METHODIK: In Abhängigkeit des Zugangs kann die chirurgische Therapie des Rektumprolapses auf zwei Arten erfolgen: perineal oder transabdominal. Jedes chirurgische Verfahren, welches mit einer ausgedehnten Mobilisation des Rektums einhergeht, scheint für die Therapie ausreichend zu sein und weist relativ geringe Rezidivraten auf.

ERGEBNISSE: Allgemein weisen die transabdominell geführten Eingriffe geringere Rezidivraten auf, sodass dieser Zugang von Einigen als Verfahren der Wahl der Vorzug gegeben wird. Die multizentrisch gesammelten Daten von 643 Patienten haben zwischen Naht- und Netzrektopexie keinen Unterschied in Bezug auf die Rezidivrate gezeigt.

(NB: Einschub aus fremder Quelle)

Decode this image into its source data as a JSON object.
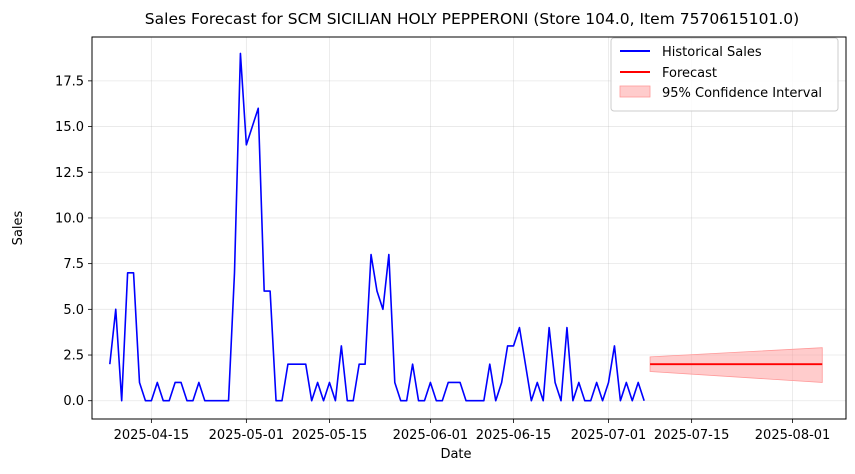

SCHLUSSFOLGERUNGEN: Diese Übersicht ist auf laparoskopisch durchgeführte Abdominaleingriffe gerichtet. Die Kontroversen bezüglich der Bedeutung, welcher Schritt bei transabdominellen Eingriffen für den Erfolg verantwortlich ist, konnten bisher nicht geklärt werden. Die Autoren teilen die in der Literatur ebenfalls vertretene Meinung, dass Rektopexie mit Nähten genauso ausreichend ist wie die Netzfixation. Eine gegenwärtig in Durchführung befindliche randomisiert kontrollierte Studie soll klären, ob eine zusätzlich zu Mobilisation des Rektums durchgeführte Rektopexie tatsächlich notwendig und zielführend ist.